高速バス新宿-木曽線 ツアー客増へ視察研修

 高速バスの新宿木曽福島線を使ったツアーを販売する首都圏の窓口担当者に、木曽の魅力を伝える視察研修を、木曽観光連盟が計画している。平成26年の御嶽山噴火以降、利用客が伸び悩む中、観光スポットや宿泊施設を直接見る機会を提供し、実感を持って窓口販売に力を入れてもらう狙いだ。

 新宿木曽福島線は、おんたけ交通と京王電鉄バスが共同運行し、木曽福島駅―バスタ新宿間で1日2便走っている。併せて、バス往復乗車券と宿泊代(1泊2食付き)、4時間分の観光タクシー料金などがセットになったツアー商品が販売されている。
 1人2万3900~2万6900円という値頃感もあり、ツアー客は10年前の平成21年には450人以上いたが、御嶽山噴火の年は130人に落ち込み、その後も減少が続いてきた。てこ入れを図ろうと昨年、首都圏にある京王系列の旅行会社の全営業所にツアーの販売窓口を拡大したところ、利用客が前年の1・5倍となる161人に回復し、復活の機運をさらに高める策を打つことにした。

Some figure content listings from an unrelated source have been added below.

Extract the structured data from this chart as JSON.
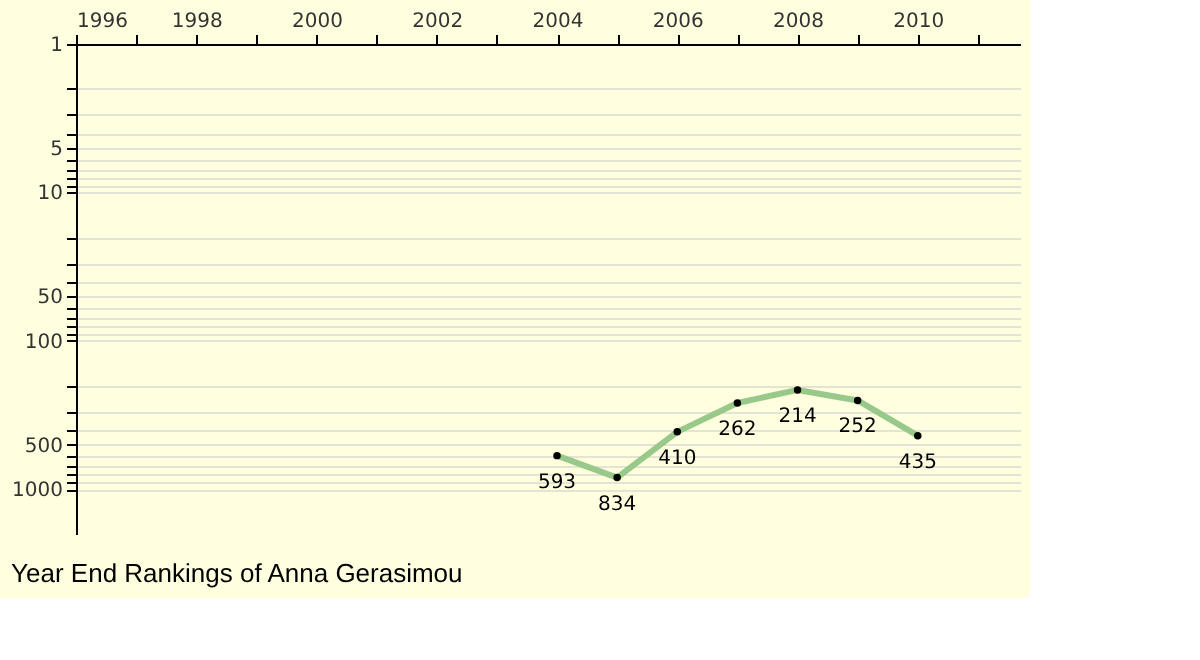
{
  "chart_data": {
    "type": "line",
    "title": "Year End Rankings of  Anna Gerasimou",
    "x": [
      2004,
      2005,
      2006,
      2007,
      2008,
      2009,
      2010
    ],
    "series": [
      {
        "color": "#99c98a",
        "values": [
          593,
          834,
          410,
          262,
          214,
          252,
          435
        ]
      }
    ],
    "data_labels": true,
    "marker": "circle",
    "line_style": "solid",
    "log": "y",
    "grid": "y",
    "xlim": [
      1996,
      2011.7
    ],
    "xticks": [
      1996,
      {
        "value": 1997,
        "label": null
      },
      1998,
      {
        "value": 1999,
        "label": null
      },
      2000,
      {
        "value": 2001,
        "label": null
      },
      2002,
      {
        "value": 2003,
        "label": null
      },
      2004,
      {
        "value": 2005,
        "label": null
      },
      2006,
      {
        "value": 2007,
        "label": null
      },
      2008,
      {
        "value": 2009,
        "label": null
      },
      2010,
      {
        "value": 2011,
        "label": null
      }
    ],
    "ylim": [
      2000,
      1
    ],
    "yticks": [
      1,
      {
        "value": 2,
        "label": null
      },
      {
        "value": 3,
        "label": null
      },
      {
        "value": 4,
        "label": null
      },
      5,
      {
        "value": 6,
        "label": null
      },
      {
        "value": 7,
        "label": null
      },
      {
        "value": 8,
        "label": null
      },
      {
        "value": 9,
        "label": null
      },
      10,
      {
        "value": 20,
        "label": null
      },
      {
        "value": 30,
        "label": null
      },
      {
        "value": 40,
        "label": null
      },
      50,
      {
        "value": 60,
        "label": null
      },
      {
        "value": 70,
        "label": null
      },
      {
        "value": 80,
        "label": null
      },
      {
        "value": 90,
        "label": null
      },
      100,
      {
        "value": 200,
        "label": null
      },
      {
        "value": 300,
        "label": null
      },
      {
        "value": 400,
        "label": null
      },
      500,
      {
        "value": 600,
        "label": null
      },
      {
        "value": 700,
        "label": null
      },
      {
        "value": 800,
        "label": null
      },
      {
        "value": 900,
        "label": null
      },
      1000
    ]
  }
}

 視察研修では、窓口担当者約20人を招き、1泊2日の日程で木曽地域の主な観光地とツアーの提携先宿泊施設を紹介する。詳細は今後詰めるが、9月中旬に実施する計画だ。総事業費は76万円で、県の地域発元気づくり支援金を受ける。
 新宿木曽福島線は便の少なさもあって噴火災害後、1台当たりの乗客が8~10人ほどにとどまる。同連盟は「乗客が増えれば便が増え、利便性が高まれば乗客が増えるはず」とし、視察研修が好循環を生むきっかけになることを期待する。